One thing is clear, Billy Hamilton might be the best to ever wear the number in Cincinnati. Why? Because he has just raised the bar for baserunning.
Billy Hamilton was chosen by the Reds in the second round of the 2009 MLB Amateur Draft. In five seasons as a professional ball player in the Reds farm system, he has managed to steal 395 bases, a record, to say the least, in the Reds organization. On August 21, 2012, nearing the end of the season, Hamilton stole his 146th base for the Pensacola Blue Wahoos, surpassing MLB great Vince Coleman. He finished the year with 155 stolen bases, a double-A best.
Before 2013 season, the Mississippi native was rated 33rd best prospect according to Through the Fence Baseball. He was the 11th best prospect according to MLB.com and the 20th best in Baseball America.
At the ripe age of 22, Hamilton joined the Reds on Monday against the St. Louis Cardinals, and he saw his first MLB action as a pitch runner for Ryan Ludwig on Tuesday night. Like many predicted, he stole his first base as a major leaguer off Yadier Molina, and he later scored on a Todd Fraizer double. Wednesday night was more of the same. Hamilton pinch ran for Ludwig, stole second and scored on a Zack Cozart single to center. In two days, Hamilton has two steals and two runs and he has yet to record an at-bat.
Scouting reports put 80 grades on Hamilton’s speed (20-80 scouting scale) — it’s the best a player can achieve. Most scouts and analysists have declared Hamilton as possibly being the fastest player to ever take the field.
How fast is Billy Hamilton? We can easily put him up against other players, and his speed would be easier to measure than that of hitting, hitting for power, arm strength or even fielding. Right now, Hamilton will roam the base paths in a somewhat of a depressed era for steals. The last 100-base stealer was in 1987. Coleman, with St. Louis, was the leading man. This was an era when Ricky Henderson owned the base paths, so the competition was fierce. Since the ’80s, the league’s leaders have stayed between 40 and 70 stolen bases a year. Hamilton could change this.

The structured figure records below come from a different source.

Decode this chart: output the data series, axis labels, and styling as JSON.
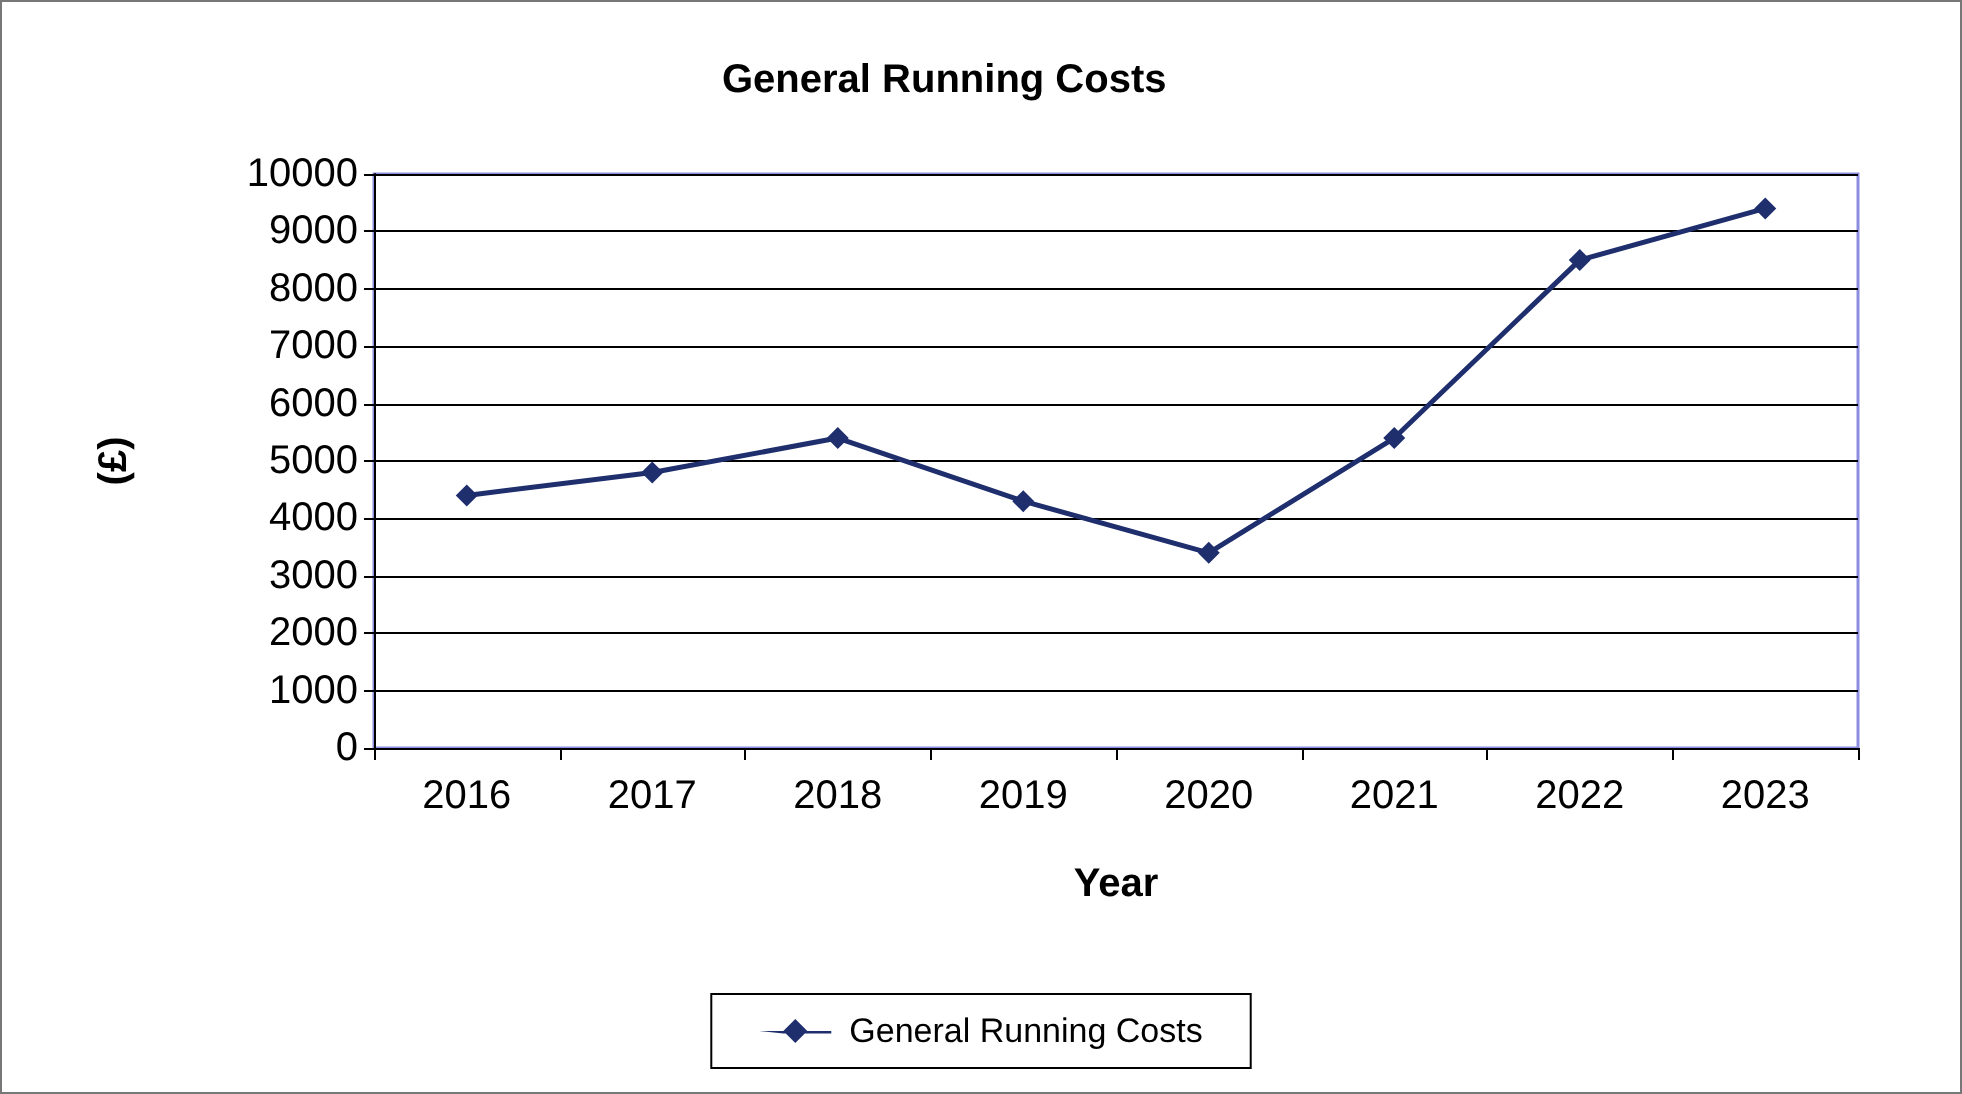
{
  "chart_data": {
    "type": "line",
    "title": "General Running Costs",
    "xlabel": "Year",
    "ylabel": "(£)",
    "categories": [
      "2016",
      "2017",
      "2018",
      "2019",
      "2020",
      "2021",
      "2022",
      "2023"
    ],
    "series": [
      {
        "name": "General Running Costs",
        "color": "#1f2f6e",
        "values": [
          4400,
          4800,
          5400,
          4300,
          3400,
          5400,
          8500,
          9400
        ]
      }
    ],
    "ylim": [
      0,
      10000
    ],
    "yticks": [
      0,
      1000,
      2000,
      3000,
      4000,
      5000,
      6000,
      7000,
      8000,
      9000,
      10000
    ],
    "grid": "y",
    "legend": "bottom",
    "marker": "diamond",
    "line_style": "solid"
  }
}
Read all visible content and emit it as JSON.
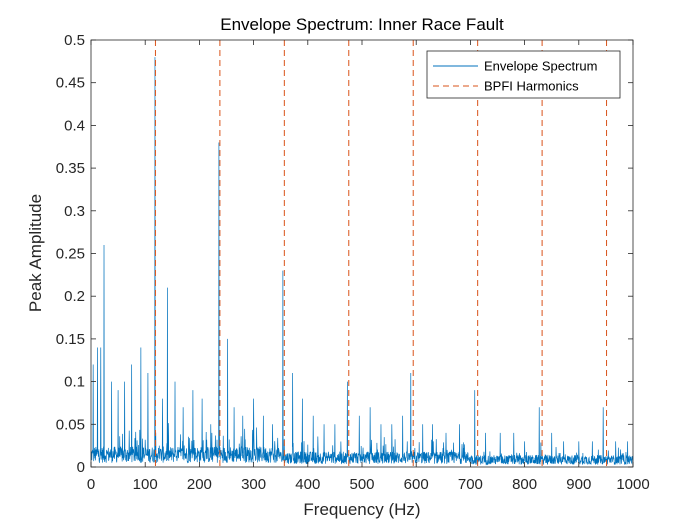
{
  "chart_data": {
    "type": "line",
    "title": "Envelope Spectrum: Inner Race Fault",
    "xlabel": "Frequency (Hz)",
    "ylabel": "Peak Amplitude",
    "xlim": [
      0,
      1000
    ],
    "ylim": [
      0,
      0.5
    ],
    "xticks": [
      0,
      100,
      200,
      300,
      400,
      500,
      600,
      700,
      800,
      900,
      1000
    ],
    "yticks": [
      0,
      0.05,
      0.1,
      0.15,
      0.2,
      0.25,
      0.3,
      0.35,
      0.4,
      0.45,
      0.5
    ],
    "ytick_labels": [
      "0",
      "0.05",
      "0.1",
      "0.15",
      "0.2",
      "0.25",
      "0.3",
      "0.35",
      "0.4",
      "0.45",
      "0.5"
    ],
    "grid": false,
    "legend_position": "top-right",
    "series": [
      {
        "name": "Envelope Spectrum",
        "color": "#0072BD",
        "style": "solid",
        "peaks": [
          [
            4,
            0.12
          ],
          [
            12,
            0.14
          ],
          [
            18,
            0.14
          ],
          [
            24,
            0.26
          ],
          [
            38,
            0.1
          ],
          [
            50,
            0.09
          ],
          [
            62,
            0.1
          ],
          [
            75,
            0.12
          ],
          [
            92,
            0.14
          ],
          [
            105,
            0.11
          ],
          [
            118,
            0.48
          ],
          [
            132,
            0.08
          ],
          [
            141,
            0.21
          ],
          [
            155,
            0.1
          ],
          [
            170,
            0.07
          ],
          [
            188,
            0.09
          ],
          [
            205,
            0.08
          ],
          [
            221,
            0.05
          ],
          [
            236,
            0.38
          ],
          [
            252,
            0.15
          ],
          [
            264,
            0.07
          ],
          [
            280,
            0.06
          ],
          [
            300,
            0.08
          ],
          [
            318,
            0.06
          ],
          [
            335,
            0.05
          ],
          [
            354,
            0.23
          ],
          [
            372,
            0.11
          ],
          [
            390,
            0.08
          ],
          [
            410,
            0.06
          ],
          [
            430,
            0.05
          ],
          [
            450,
            0.05
          ],
          [
            473,
            0.1
          ],
          [
            495,
            0.06
          ],
          [
            515,
            0.07
          ],
          [
            535,
            0.05
          ],
          [
            555,
            0.05
          ],
          [
            575,
            0.06
          ],
          [
            590,
            0.11
          ],
          [
            612,
            0.05
          ],
          [
            630,
            0.05
          ],
          [
            655,
            0.04
          ],
          [
            680,
            0.05
          ],
          [
            708,
            0.09
          ],
          [
            728,
            0.04
          ],
          [
            755,
            0.04
          ],
          [
            780,
            0.04
          ],
          [
            800,
            0.03
          ],
          [
            827,
            0.07
          ],
          [
            850,
            0.04
          ],
          [
            872,
            0.03
          ],
          [
            900,
            0.03
          ],
          [
            925,
            0.03
          ],
          [
            945,
            0.07
          ],
          [
            968,
            0.03
          ],
          [
            990,
            0.03
          ]
        ]
      },
      {
        "name": "BPFI Harmonics",
        "color": "#D95319",
        "style": "dashed",
        "x": [
          118.9,
          237.8,
          356.7,
          475.6,
          594.5,
          713.4,
          832.3,
          951.2
        ]
      }
    ]
  }
}
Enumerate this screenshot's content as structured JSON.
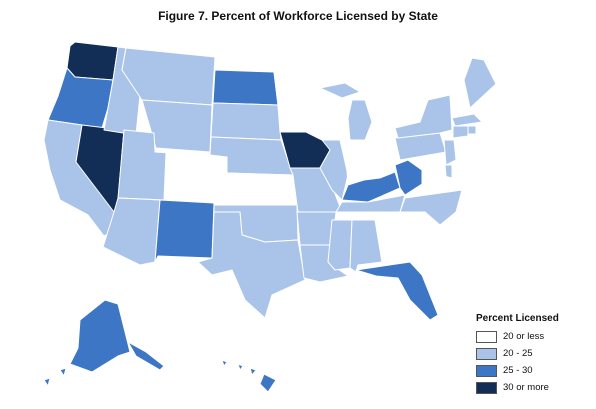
{
  "title": "Figure 7. Percent of Workforce Licensed by State",
  "legend": {
    "title": "Percent Licensed",
    "items": [
      {
        "label": "20 or less",
        "color": "#ffffff"
      },
      {
        "label": "20 - 25",
        "color": "#a9c4e8"
      },
      {
        "label": "25 - 30",
        "color": "#3d76c4"
      },
      {
        "label": "30 or more",
        "color": "#122e57"
      }
    ]
  },
  "state_classes": {
    "WA": 3,
    "OR": 2,
    "CA": 1,
    "NV": 3,
    "ID": 1,
    "MT": 1,
    "WY": 1,
    "UT": 1,
    "AZ": 1,
    "CO": 0,
    "NM": 2,
    "ND": 2,
    "SD": 1,
    "NE": 1,
    "KS": 0,
    "OK": 1,
    "TX": 1,
    "MN": 0,
    "IA": 3,
    "MO": 1,
    "AR": 1,
    "LA": 1,
    "WI": 0,
    "IL": 1,
    "MI": 1,
    "IN": 0,
    "OH": 0,
    "KY": 2,
    "TN": 1,
    "MS": 1,
    "AL": 1,
    "GA": 0,
    "FL": 2,
    "SC": 0,
    "NC": 1,
    "VA": 0,
    "WV": 2,
    "PA": 1,
    "NY": 1,
    "VT": 0,
    "NH": 0,
    "ME": 1,
    "MA": 1,
    "RI": 1,
    "CT": 1,
    "NJ": 1,
    "DE": 1,
    "MD": 0,
    "AK": 2,
    "HI": 2
  }
}
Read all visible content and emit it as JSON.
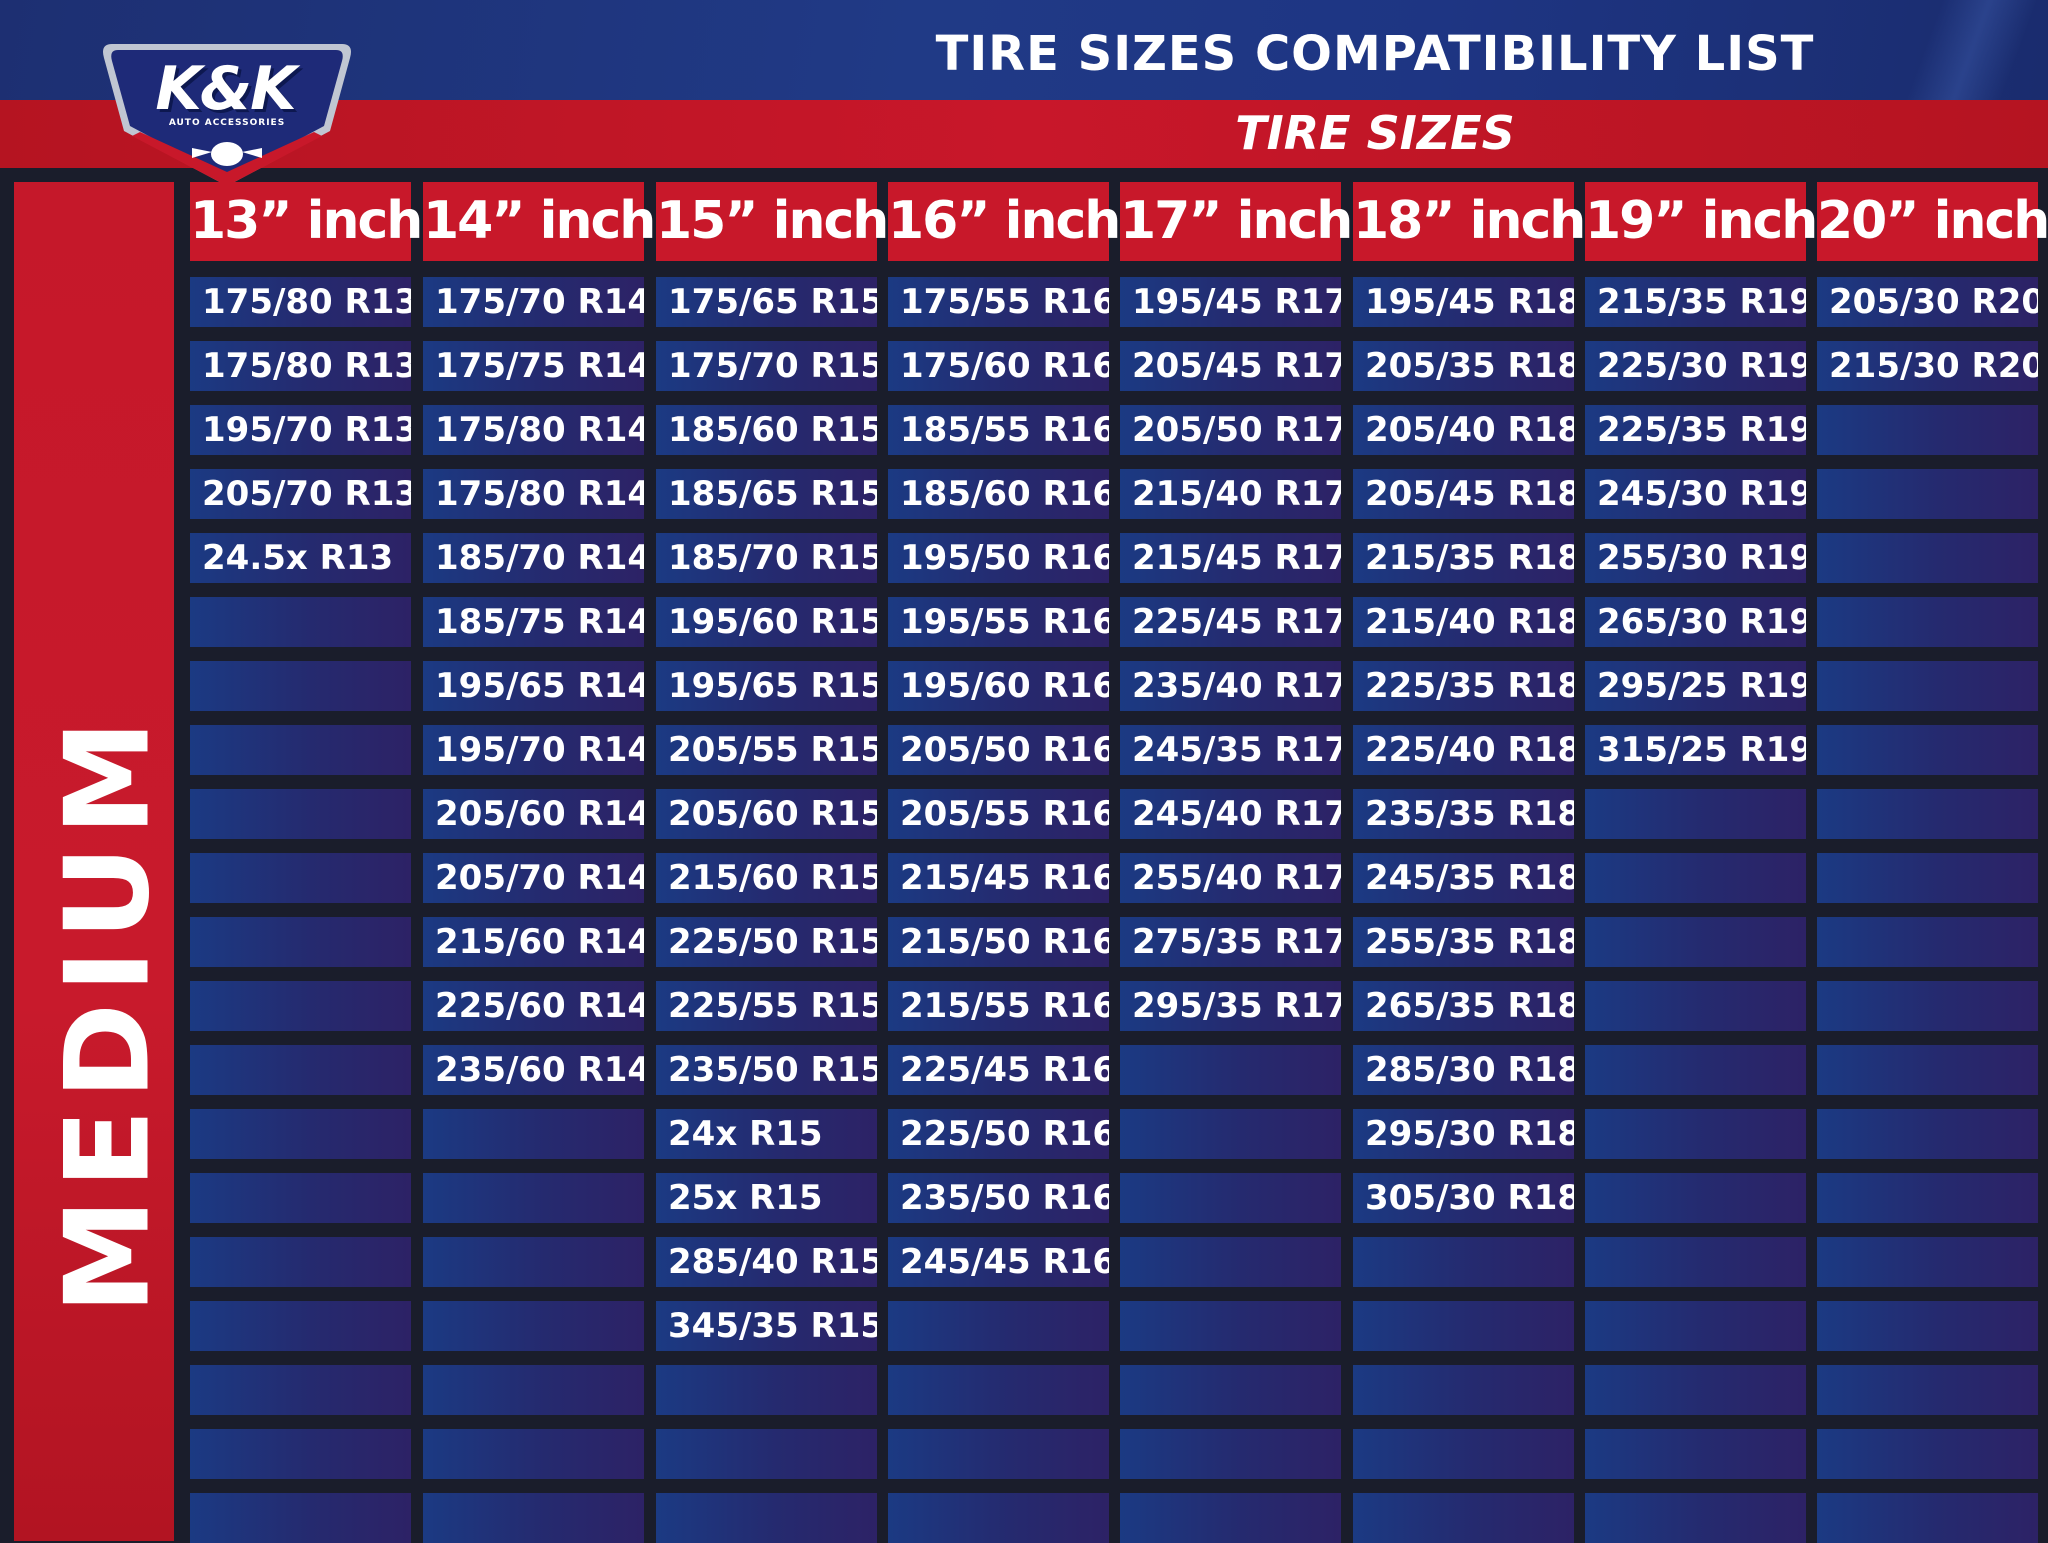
{
  "header": {
    "title": "TIRE SIZES COMPATIBILITY LIST",
    "subtitle": "TIRE SIZES"
  },
  "logo": {
    "brand": "K&K",
    "tagline": "AUTO ACCESSORIES"
  },
  "category": "MEDIUM",
  "colors": {
    "red": "#c8182a",
    "navy": "#1e3583",
    "cell_blue": "#232c72",
    "background": "#1a1d2b"
  },
  "table": {
    "columns": [
      {
        "label": "13” inch",
        "sizes": [
          "175/80 R13",
          "175/80 R13",
          "195/70 R13",
          "205/70 R13",
          "24.5x R13"
        ]
      },
      {
        "label": "14” inch",
        "sizes": [
          "175/70 R14",
          "175/75 R14",
          "175/80 R14",
          "175/80 R14",
          "185/70 R14",
          "185/75 R14",
          "195/65 R14",
          "195/70 R14",
          "205/60 R14",
          "205/70 R14",
          "215/60 R14",
          "225/60 R14",
          "235/60 R14"
        ]
      },
      {
        "label": "15” inch",
        "sizes": [
          "175/65 R15",
          "175/70 R15",
          "185/60 R15",
          "185/65 R15",
          "185/70 R15",
          "195/60 R15",
          "195/65 R15",
          "205/55 R15",
          "205/60 R15",
          "215/60 R15",
          "225/50 R15",
          "225/55 R15",
          "235/50 R15",
          "24x R15",
          "25x R15",
          "285/40 R15",
          "345/35 R15"
        ]
      },
      {
        "label": "16” inch",
        "sizes": [
          "175/55 R16",
          "175/60 R16",
          "185/55 R16",
          "185/60 R16",
          "195/50 R16",
          "195/55 R16",
          "195/60 R16",
          "205/50 R16",
          "205/55 R16",
          "215/45 R16",
          "215/50 R16",
          "215/55 R16",
          "225/45 R16",
          "225/50 R16",
          "235/50 R16",
          "245/45 R16"
        ]
      },
      {
        "label": "17” inch",
        "sizes": [
          "195/45 R17",
          "205/45 R17",
          "205/50 R17",
          "215/40 R17",
          "215/45 R17",
          "225/45 R17",
          "235/40 R17",
          "245/35 R17",
          "245/40 R17",
          "255/40 R17",
          "275/35 R17",
          "295/35 R17"
        ]
      },
      {
        "label": "18” inch",
        "sizes": [
          "195/45 R18",
          "205/35 R18",
          "205/40 R18",
          "205/45 R18",
          "215/35 R18",
          "215/40 R18",
          "225/35 R18",
          "225/40 R18",
          "235/35 R18",
          "245/35 R18",
          "255/35 R18",
          "265/35 R18",
          "285/30 R18",
          "295/30 R18",
          "305/30 R18"
        ]
      },
      {
        "label": "19” inch",
        "sizes": [
          "215/35 R19",
          "225/30 R19",
          "225/35 R19",
          "245/30 R19",
          "255/30 R19",
          "265/30 R19",
          "295/25 R19",
          "315/25 R19"
        ]
      },
      {
        "label": "20” inch",
        "sizes": [
          "205/30 R20",
          "215/30 R20"
        ]
      }
    ]
  }
}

So, let’s compare speed for speed. We’ll take Coleman and Henderson in the ’80s. We’ll look at their first three seasons on the farm, since both were called up more in their fourth seasons quite a bit after that. Like Hamilton, Coleman and Henderson were 20-80 runners. All three were predominately injury-free their first three seasons in the lower levels.
Player Games SB CS Ave.
Rickey Henderson ‘76-78 313 205 57 1.53
Vince Coleman ‘82-84 323 289 70 1.12
Billy Hamilton ‘09-11 247 175 32 1.41
Taking the above into consideration, and rationalizing their attempts versus outs when stealing:
- Henderson was caught stealing every five attempts.
- Coleman was caught stealing every five attempts.
- Hamilton was caught stealing every six attempts, but very close to seven.
Now, of course, we didn’t consider the leagues or teams they were on or the talent they faced. I mean these are different eras. However, each has a similar scouting report. The only thing that shows a little difference is that Hamilton was more versatile in the field, as he can play infield as well and is a switch hitter, like Coleman. But that isn’t a determination on his speed versus the other two stars.
How fast is Hamilton? Extremely fast, but we don’t really have the right measurements to quantify it. What we do know is that Hamilton steals a lot and can change a game while doing so, much like Jackie Robinson and Willie Mays did when they were on base. This is something to think about and look forward to.